Menurut Direktur Pusesda (Pusat Studi Ekonomi dan Sumber Daya Alam) Ilham Rifki, Undang-undang tersebut dimaksudkan untuk menjadi pengatur  mekanisme pemberian IUP dan subjek yang diperbolehkan menerima IUP. Apalagi jika IUP itu diberikan kepada Ormas yang jaminan keuntungan bagi negaranya tidak jelas. "Maka yang sangat mungkin terjadi kemudian jika jual beli IUP itu melibatkan Ormas, yang terjdi kemudian adalah brokering alias percaloan izin yang itu tak sampai kepada pengusaha.
Ini bertolak belakang dengan spesifikasi dan karakter jenis usaha pertambangan yang bentuknya khusus, butuh modal besar dan bersifat jangka panjang. "Ini meniscayakan mereka yang jadi operator dan pelaku adalah orang yang punya keandalan serta kompetensi khusus," kata dia.
Kehadiran Ormas sebagai pihak yang diduga juga berminat dengan IUP di tengah ketidakjelasan proses pencabutan dan pemulihan tersebut, alih-alih menyelesaikan, yang  ada  justru akan memberikan kekacauan tata kelola pertambangan. Kekacauan itu bisa terjadi pada tingkat administrasi negara maupun pelaksanaannya di lapangan.
Maka daripada berpikir tentang wacana bagi-bagi IUP untuk ormas, Â pemerintah sebaiknya fokus saja kepada tanggung jawab dari tindakan sewenang-wenang dalam pencabutan IUP.
Bentuk langkah kongkrit lain yang bisa dilakukan adalah dengan  optimalisasi fungsi pembinaan dan pengawasan serta memberi kesempatan klarifikasi kepada pengusaha yang IUP-nya kadung dicabut sepihak.
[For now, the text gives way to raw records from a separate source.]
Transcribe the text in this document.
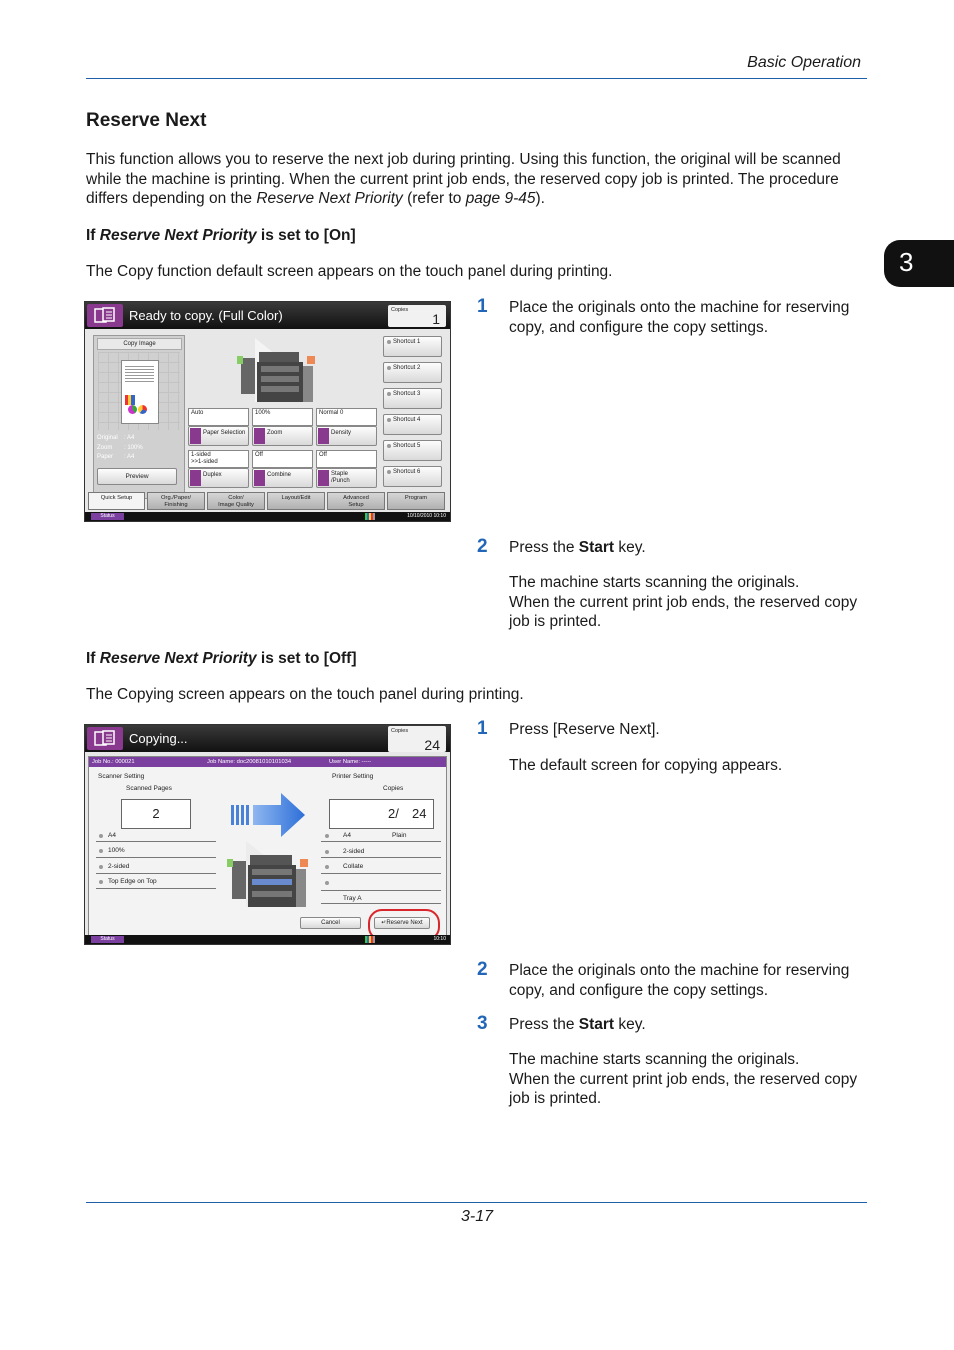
Basic Operation
3
Reserve Next
This function allows you to reserve the next job during printing. Using this function, the original will be scanned
while the machine is printing. When the current print job ends, the reserved copy job is printed. The procedure
differs depending on the Reserve Next Priority (refer to page 9-45).
If Reserve Next Priority is set to [On]
The Copy function default screen appears on the touch panel during printing.
1 Place the originals onto the machine for reserving copy, and configure the copy settings.
2 Press the Start key.
The machine starts scanning the originals.
When the current print job ends, the reserved copy job is printed.
Ready to copy. (Full Color)	Copies
1
Copy Image
Original : A4
Zoom : 100%
Paper : A4
Preview
Auto
Paper Selection
100%
Zoom
Normal 0
Density
1-sided
>>1-sided
Duplex
Off
Combine
Off
Staple
/Punch
Shortcut 1
Shortcut 2
Shortcut 3
Shortcut 4
Shortcut 5
Shortcut 6
Quick Setup	Org./Paper/
Finishing
Color/
Image Quality
Layout/Edit	Advanced
Setup
Program
Status	10/10/2010 10:10
If Reserve Next Priority is set to [Off]
The Copying screen appears on the touch panel during printing.
1 Press [Reserve Next].
The default screen for copying appears.
2 Place the originals onto the machine for reserving copy, and configure the copy settings.
3 Press the Start key.
The machine starts scanning the originals.
When the current print job ends, the reserved copy job is printed.
Copying...	Copies
24
Job No.: 000021	Job Name: doc20081010101034	User Name: -----
Scanner Setting	Printer Setting
Scanned Pages	Copies
2	2/ 24
A4
100%
2-sided
Top Edge on Top
A4	Plain
2-sided
Collate
Tray A
Cancel	↵Reserve Next
Status	10:10
3-17
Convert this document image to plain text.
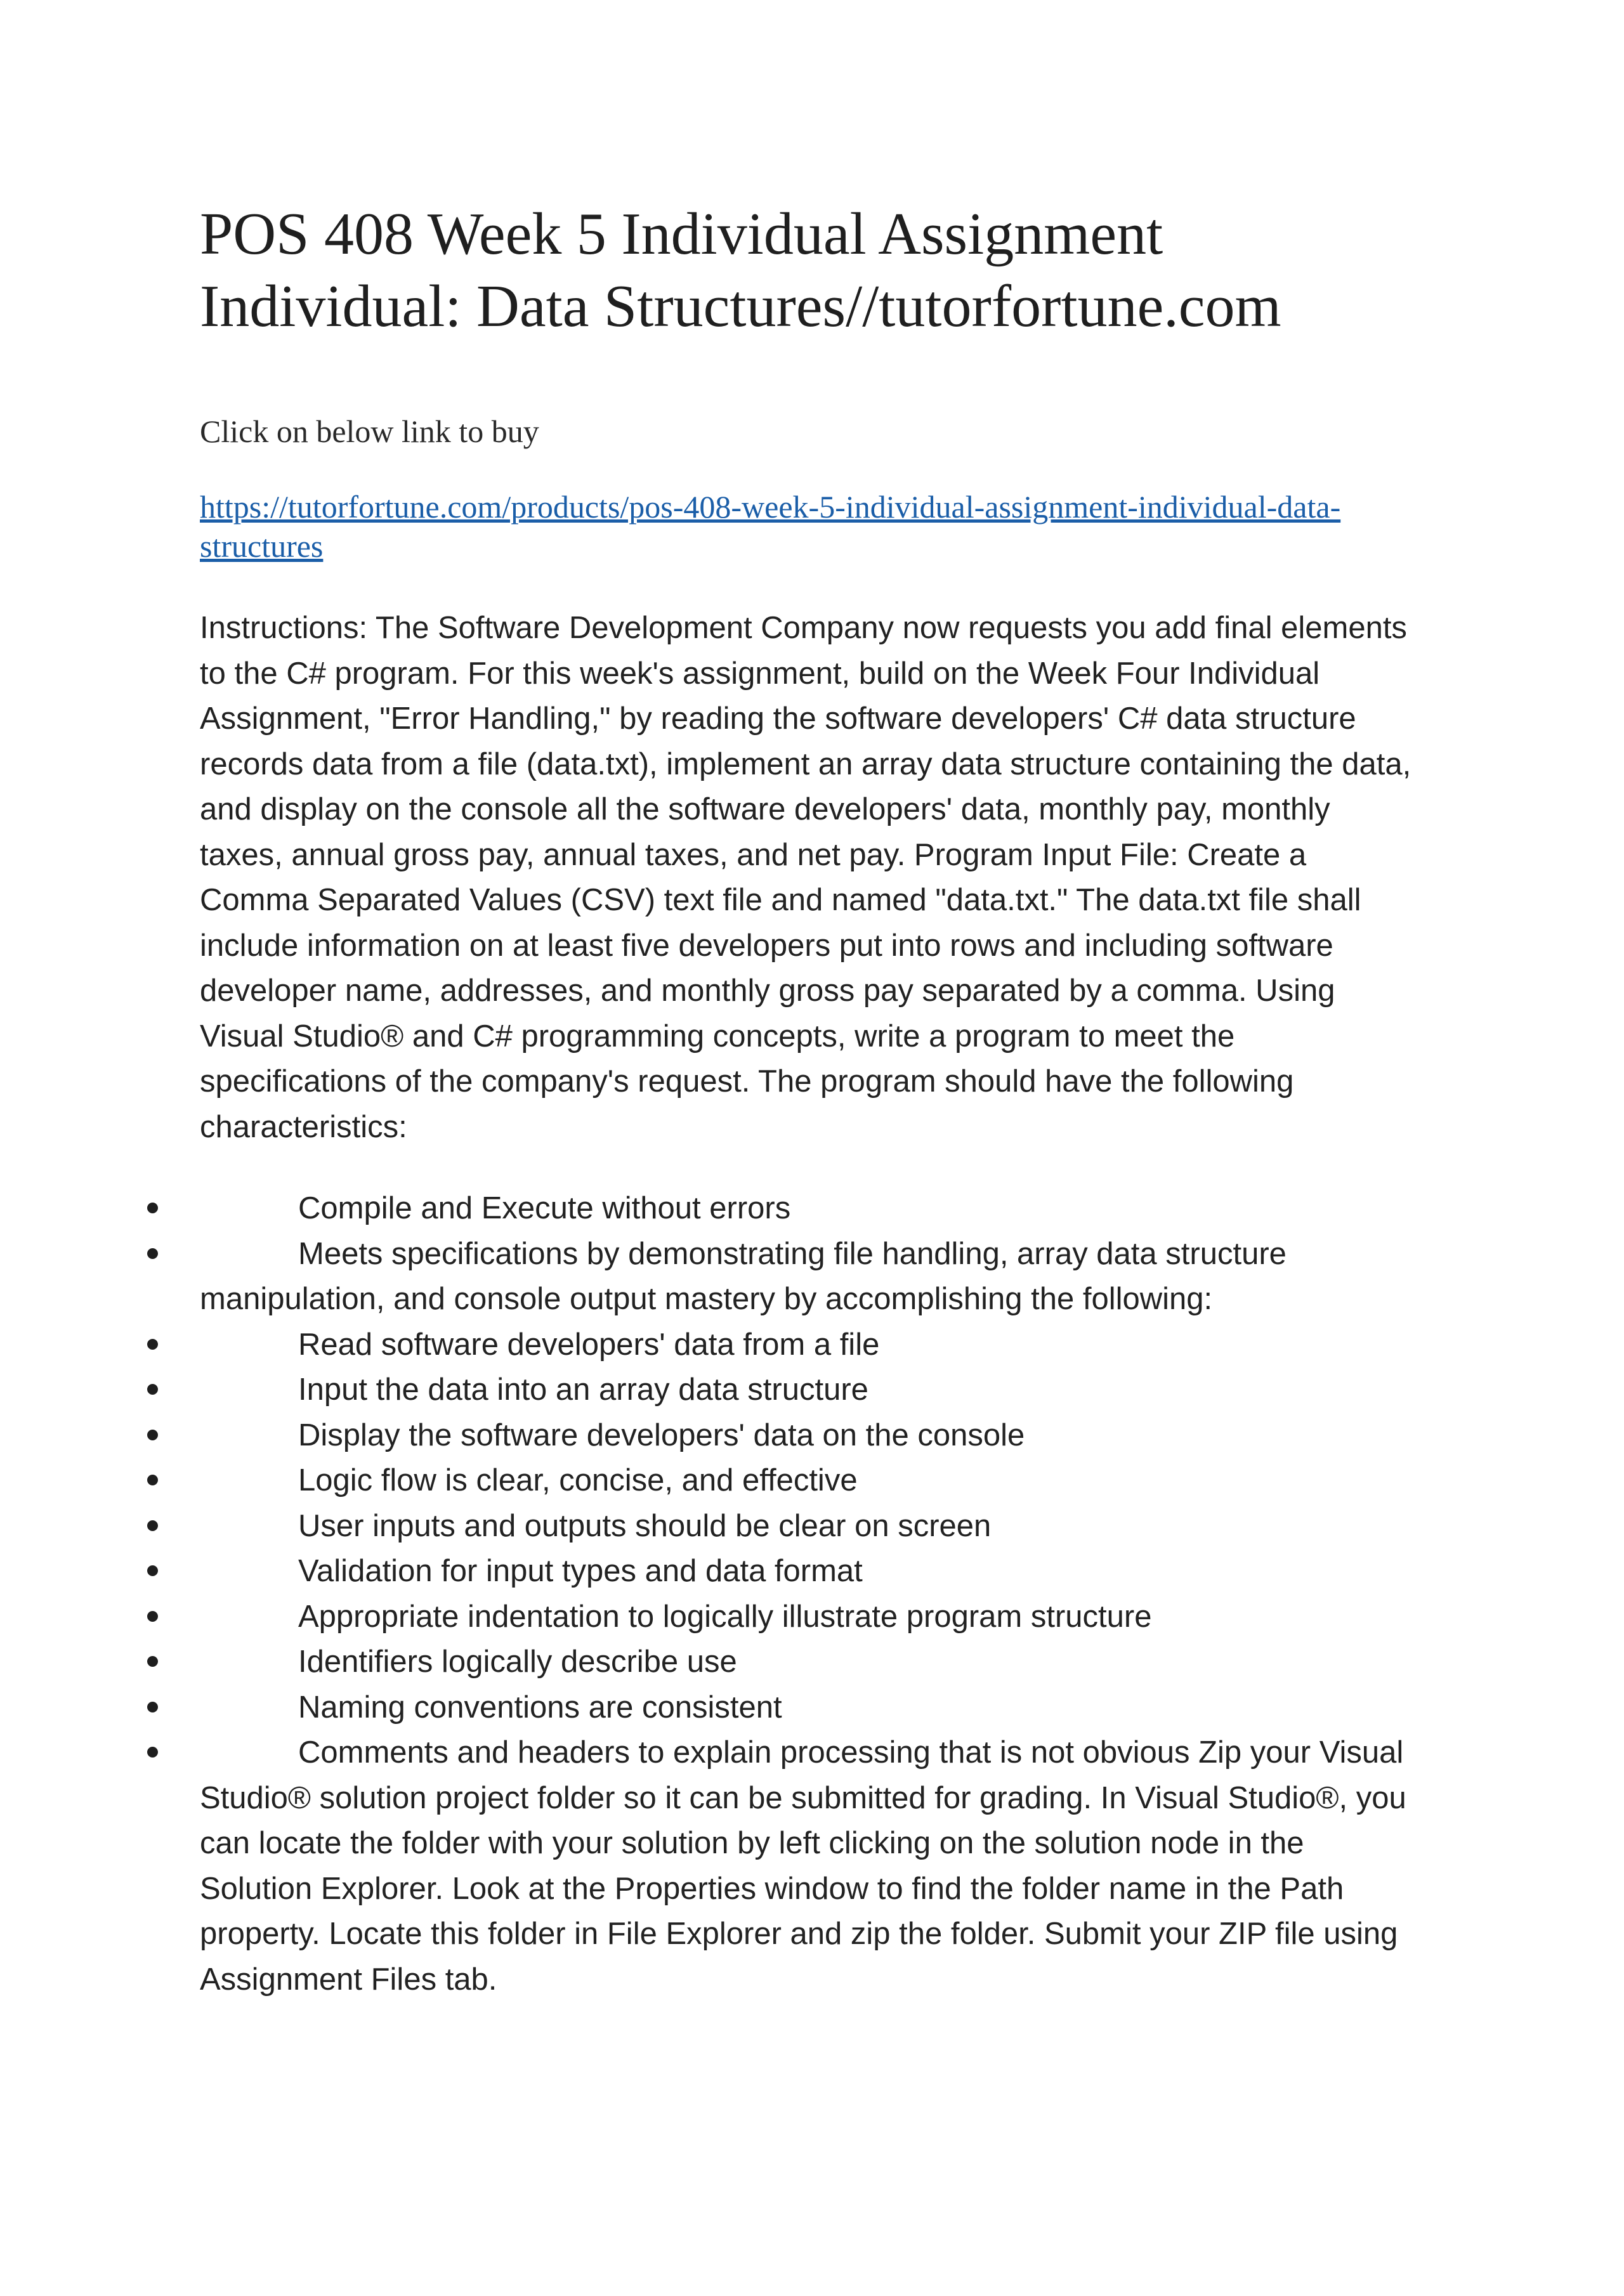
POS 408 Week 5 Individual Assignment
Individual: Data Structures//tutorfortune.com

Click on below link to buy

https://tutorfortune.com/products/pos-408-week-5-individual-assignment-individual-data-
structures

Instructions: The Software Development Company now requests you add final elements
to the C# program. For this week's assignment, build on the Week Four Individual
Assignment, "Error Handling," by reading the software developers' C# data structure
records data from a file (data.txt), implement an array data structure containing the data,
and display on the console all the software developers' data, monthly pay, monthly
taxes, annual gross pay, annual taxes, and net pay. Program Input File: Create a
Comma Separated Values (CSV) text file and named "data.txt." The data.txt file shall
include information on at least five developers put into rows and including software
developer name, addresses, and monthly gross pay separated by a comma. Using
Visual Studio® and C# programming concepts, write a program to meet the
specifications of the company's request. The program should have the following
characteristics:

Compile and Execute without errors
Meets specifications by demonstrating file handling, array data structure
manipulation, and console output mastery by accomplishing the following:
Read software developers' data from a file
Input the data into an array data structure
Display the software developers' data on the console
Logic flow is clear, concise, and effective
User inputs and outputs should be clear on screen
Validation for input types and data format
Appropriate indentation to logically illustrate program structure
Identifiers logically describe use
Naming conventions are consistent
Comments and headers to explain processing that is not obvious Zip your Visual
Studio® solution project folder so it can be submitted for grading. In Visual Studio®, you
can locate the folder with your solution by left clicking on the solution node in the
Solution Explorer. Look at the Properties window to find the folder name in the Path
property. Locate this folder in File Explorer and zip the folder. Submit your ZIP file using
Assignment Files tab.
Para pengusaha juga harus diberi kesempatan menyatakan komitmen dan kesanggupan menjalankan usahanya. "Jika tidak sanggup, barulah IUP tersebut dapat dikembalikan kepada negara dengan sepengetahuan. Konsensi hasil pengembalian ini yang bisa dilelang untuk diusahakan oleh pelaku usaha baru," ujar Ilham.
Sebelumnya, wacana pembagian IUP yang sudah dicabut disampaikan Menteri Investasi Bahlil Lahadalia. Menurut dia, pembagian tersebut perlu dilakukan agar IUP tidak hanya dikuasai segelintir orang.